I'm terribly behind, so only just getting a chance now to gather some thoughts about ENO's terrific new Wozzeck, which I saw at the second performance on Monday. It occurs to me that this production, along with the very encouraging announcement for its 2013-14 season, has done a great deal to drag me out of a slight depression regarding the company. Talk of its perilous financial situation was by no means stilled by Sunken Garden--I'd gone with a sense of hope, and an assumption that some of the more entertaining of the damning reviews were exaggerating for journalistic effect. I don't feel they were, and I was a little perplexed by attempts in some quarters to portray this as proof that professional critics (supposedly representatives of 'the establishment', even though the critics I know are definitely no such thing) are unable to recognise revolutionary, ground-breaking brilliance when they see it. (There's a tendency, sometimes, to call upon the bizarre logic that because critics in the past have dismissed any number of Great Works by Great Composers, the dismissal of certain works by critics of the present can serve as evidence those works' unrecognised greatness).

Anyway, ENO's new season is introduced in this all-singing, all-dancing video, for those who haven't seen it yet:

It's an exciting line-up, but the same old concerns remain regarding the size of the Coliseum and the sell-ability of some of the runs. Having Martin Crimp provide something rather more than a translation for Katie Mitchell's new Cosi is interesting, but I also still can't help wondering whether or not a slight relaxation of the English-only policy will help the company. Singing some of the bigger blockbusters in the original language would open up the casting options, meaning that ENO could maintain a reputation not only for theatrical adventurousness, but also for adventurous casting--snapping up some really exciting singers from all over the world years before they'd ever make it to Covent Garden. Straw polls among friends--and I'm talking mainly non-operatic friends--reveal that few are particularly excited by the prospect, on paper at least, of Verdi or Puccini in English. And another thing: doesn't ENO's weighting towards new productions serve as a tacit admission that many of its productions are not as revivable (for which one might unkindly read 'good') as they should be?

But, as I suggested, Carrie Cracknell's Wozzeck made all my armchair opera reforms (is there an operatic equivalent to Fifa Manager? Maybe there should be...) seem a bit silly--and made John Berry's strategy seem not silly in the least. Here, with Cracknell, was a director new to opera bringing some wonderful theatrical touches, finding power in the characters and telling contemporary resonances in Berg's brutal, brilliant masterpiece. Some things were lost--the inevitable collateral damage in any updating--and the sense nature that's so central to German Romanticism, even Buechner's grim brand of it, fell by the wayside when the drama was transplanted to a modern-day military barracks.
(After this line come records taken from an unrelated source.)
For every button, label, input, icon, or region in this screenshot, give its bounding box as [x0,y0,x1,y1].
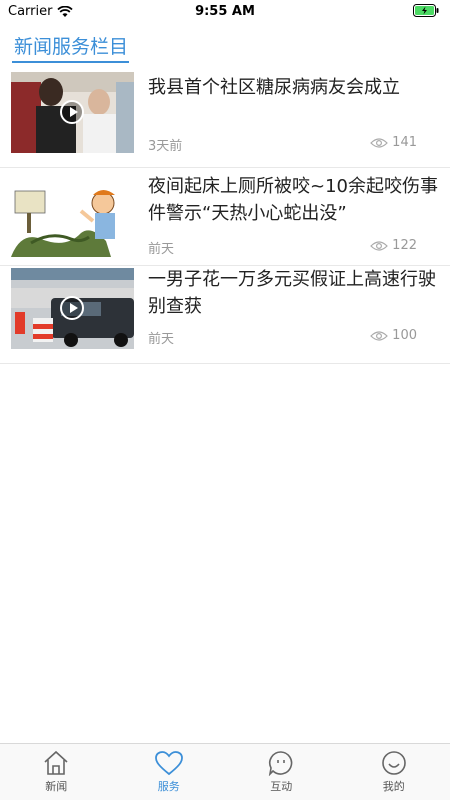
news-thumbnail[interactable] [11,181,134,257]
news-item[interactable]: 一男子花一万多元买假证上高速行驶别查获 前天 100 [0,266,450,364]
home-icon [44,750,68,775]
news-item[interactable]: 我县首个社区糖尿病病友会成立 3天前 141 [0,70,450,168]
tab-service[interactable]: 服务 [113,744,226,800]
tab-mine[interactable]: 我的 [338,744,450,800]
news-views: 100 [370,328,417,343]
tab-news[interactable]: 新闻 [0,744,113,800]
status-right [413,4,440,21]
view-count: 141 [392,135,417,150]
eye-icon [370,330,389,341]
tab-interaction[interactable]: 互动 [225,744,338,800]
news-title[interactable]: 我县首个社区糖尿病病友会成立 [148,74,438,101]
eye-icon [370,240,389,251]
page-title: 新闻服务栏目 [14,36,129,58]
tab-label: 服务 [157,780,180,793]
view-count: 122 [392,238,417,253]
play-icon[interactable] [60,296,84,320]
news-item[interactable]: 夜间起床上厕所被咬~10余起咬伤事件警示“天热小心蛇出没” 前天 122 [0,168,450,266]
news-thumbnail[interactable] [11,72,134,153]
tab-bar: 新闻 服务 互动 我的 [0,743,450,800]
eye-icon [370,137,389,148]
header: 新闻服务栏目 [0,26,450,66]
title-underline [12,61,129,63]
news-time: 前天 [148,332,175,347]
play-icon[interactable] [60,100,84,124]
news-views: 141 [370,135,417,150]
thumbnail-image [11,181,134,257]
chat-icon [269,751,293,776]
news-title[interactable]: 夜间起床上厕所被咬~10余起咬伤事件警示“天热小心蛇出没” [148,173,438,227]
smile-icon [381,751,406,775]
tab-label: 新闻 [45,780,68,793]
battery-charging-icon [413,4,439,17]
news-title[interactable]: 一男子花一万多元买假证上高速行驶别查获 [148,266,438,320]
news-views: 122 [370,238,417,253]
heart-icon [154,751,183,776]
news-time: 3天前 [148,139,183,154]
status-time: 9:55 AM [195,4,255,19]
news-thumbnail[interactable] [11,268,134,349]
news-time: 前天 [148,242,175,257]
tab-label: 互动 [270,780,293,793]
tab-label: 我的 [382,780,405,793]
news-list: 我县首个社区糖尿病病友会成立 3天前 141 夜间起床上厕所被咬~10余起咬伤事… [0,70,450,364]
view-count: 100 [392,328,417,343]
status-bar: Carrier 9:55 AM [0,0,450,24]
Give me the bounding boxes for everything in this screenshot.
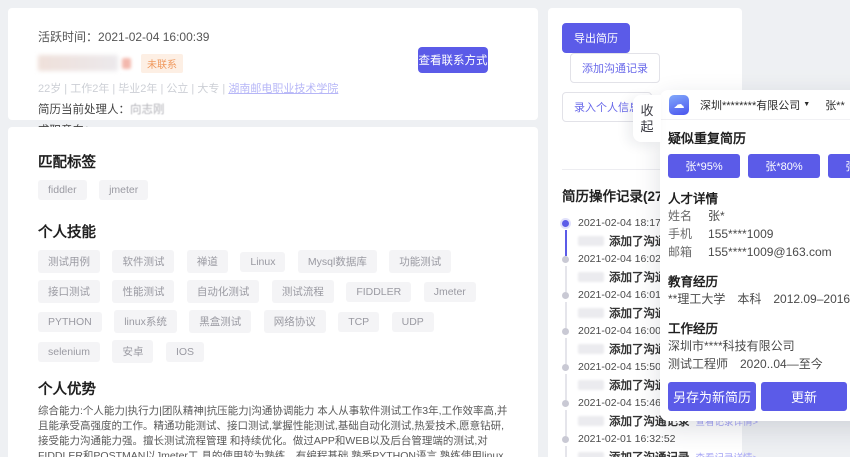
candidate-match-button[interactable]: 张*80% (748, 154, 820, 178)
skill-tag: linux系统 (114, 310, 177, 333)
skills-title: 个人技能 (38, 221, 508, 242)
timeline-dot (562, 256, 569, 263)
candidate-matches: 张*95% 张*80% 张*70% (668, 154, 850, 178)
operator-name-redacted (578, 380, 604, 390)
timeline-dot (562, 436, 569, 443)
record-timestamp: 2021-02-01 16:32:52 (578, 433, 728, 445)
save-as-new-button[interactable]: 另存为新简历 (668, 382, 756, 411)
operator-name-redacted (578, 236, 604, 246)
update-button[interactable]: 更新 (761, 382, 847, 411)
skill-tag: TCP (338, 312, 379, 332)
overlay-header: ☁ 深圳********有限公司 ▼ 张** (660, 90, 850, 120)
skill-tag: PYTHON (38, 312, 102, 332)
edu-line: **理工大学 本科 2012.09–2016.06 (668, 290, 850, 308)
skill-tag: 安卓 (112, 340, 153, 363)
school-link[interactable]: 湖南邮电职业技术学院 (228, 83, 338, 95)
match-tag: fiddler (38, 180, 87, 200)
overlay-work-title: 工作经历 (668, 318, 850, 337)
timeline-dot (562, 364, 569, 371)
skill-tag: 性能测试 (112, 280, 174, 303)
profile-summary-card: 活跃时间：2021-02-04 16:00:39 未联系 22岁 | 工作2年 … (8, 8, 538, 120)
skill-tag: 功能测试 (389, 250, 451, 273)
candidate-name-redacted (38, 55, 118, 71)
candidate-meta: 22岁 | 工作2年 | 毕业2年 | 公立 | 大专 | 湖南邮电职业技术学院 (38, 80, 508, 96)
company-dropdown[interactable]: 深圳********有限公司 (700, 97, 800, 113)
duplicate-resume-overlay: ☁ 深圳********有限公司 ▼ 张** 疑似重复简历 张*95% 张*80… (660, 90, 850, 421)
skill-tag: Linux (240, 252, 285, 272)
edu-title: 教育经历 (668, 271, 850, 290)
overlay-collapse-tab[interactable]: 收起 (633, 95, 661, 142)
advantage-text: 综合能力:个人能力|执行力|团队精神|抗压能力|沟通协调能力 本人从事软件测试工… (38, 404, 508, 457)
advantage-title: 个人优势 (38, 378, 508, 399)
record-entry: 2021-02-01 16:32:52 添加了沟通记录查看记录详情> (562, 433, 728, 457)
field-email: 邮箱155****1009@163.com (668, 243, 850, 261)
match-tags: fiddler jmeter (38, 180, 508, 207)
timeline-dot (562, 328, 569, 335)
export-resume-button[interactable]: 导出简历 (562, 23, 630, 53)
skill-tags: 测试用例 软件测试 禅道 Linux Mysql数据库 功能测试 接口测试 性能… (38, 250, 508, 370)
duplicate-title: 疑似重复简历 (668, 128, 850, 147)
view-contact-button[interactable]: 查看联系方式 (418, 47, 488, 73)
skill-tag: FIDDLER (346, 282, 411, 302)
skill-tag: IOS (166, 342, 204, 362)
handler-line: 简历当前处理人：向志刚 (38, 101, 508, 117)
status-badge: 未联系 (141, 54, 183, 73)
match-tag: jmeter (99, 180, 148, 200)
field-phone: 手机155****1009 (668, 225, 850, 243)
operator-name-redacted (578, 416, 604, 426)
add-record-button[interactable]: 添加沟通记录 (570, 53, 660, 83)
skill-tag: 网络协议 (264, 310, 326, 333)
handler-name: 向志刚 (130, 104, 165, 116)
timeline-dot (562, 292, 569, 299)
overlay-work-company: 深圳市****科技有限公司 (668, 337, 850, 355)
operator-name-redacted (578, 344, 604, 354)
skill-tag: 接口测试 (38, 280, 100, 303)
timeline-line (565, 446, 567, 457)
skill-tag: 自动化测试 (187, 280, 260, 303)
record-detail-link[interactable]: 查看记录详情> (696, 450, 759, 457)
field-name: 姓名张* (668, 207, 850, 225)
timeline-dot (562, 220, 569, 227)
skill-tag: 黑盒测试 (189, 310, 251, 333)
active-time: 活跃时间：2021-02-04 16:00:39 (38, 28, 508, 45)
collapse-tab-label: 收起 (640, 103, 654, 135)
detail-title: 人才详情 (668, 188, 850, 207)
skill-tag: UDP (392, 312, 434, 332)
timeline-dot (562, 400, 569, 407)
match-tags-title: 匹配标签 (38, 151, 508, 172)
resume-detail-card: 匹配标签 fiddler jmeter 个人技能 测试用例 软件测试 禅道 Li… (8, 127, 538, 457)
record-action: 添加了沟通记录 (609, 449, 690, 457)
current-user: 张** (825, 97, 845, 113)
skill-tag: 禅道 (187, 250, 228, 273)
operator-name-redacted (578, 452, 604, 457)
candidate-match-button[interactable]: 张*70% (828, 154, 850, 178)
skill-tag: 测试用例 (38, 250, 100, 273)
gender-icon (122, 58, 131, 69)
chevron-down-icon: ▼ (803, 101, 810, 108)
skill-tag: 软件测试 (112, 250, 174, 273)
operator-name-redacted (578, 272, 604, 282)
skill-tag: selenium (38, 342, 100, 362)
skill-tag: Jmeter (424, 282, 476, 302)
skill-tag: Mysql数据库 (298, 250, 377, 273)
overlay-work-role: 测试工程师 2020..04—至今 (668, 355, 850, 373)
candidate-match-button[interactable]: 张*95% (668, 154, 740, 178)
operator-name-redacted (578, 308, 604, 318)
app-logo-icon: ☁ (669, 95, 689, 115)
skill-tag: 测试流程 (272, 280, 334, 303)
But, in return, the work provided a powerful commentary on the psychological damage wrought by war today. The portrayal of everything as quite so drug-fuelled and irredeemably grotty was a bit of poetic licence, no doubt, but an effective one that took us beyond realism into something a whole lot more nightmarish. Tom Scutt's set ingeniously contained all the necessary spaces, and the use of children (at one point chillingly playing inhabitants of the bar drinking themselves into numbness) was particularly powerful. Richard Stokes, meanwhile, provided a very effective translation--one that successfully retained much of the power and punch of the original.

The cast was excellent, all managing the extra level of intensity that this setting, awash as it was with drugs, required. Leigh Melrose's Wozzeck was vivid and pent-up, and sung with reserves of power that anyone who heard his Escamillo in the Autumn might have found surprising. Sara Jukubiak was a fearless, powerful Marie, Tom Randle all twitching, jittery violence as a topless and tattooed Captain. Bryan Register was a convincingly barbaric thug of a Drum Major, and James Morris was an authoritative Doctor (I'd not looked at great detail at the cast beforehand, so hadn't expected to hear this great Wagnerian in this context). Edward Gardner achieved really outstanding results from the orchestra, and captured all the brutality and beauty of this great score. A very good night at the Coliseum.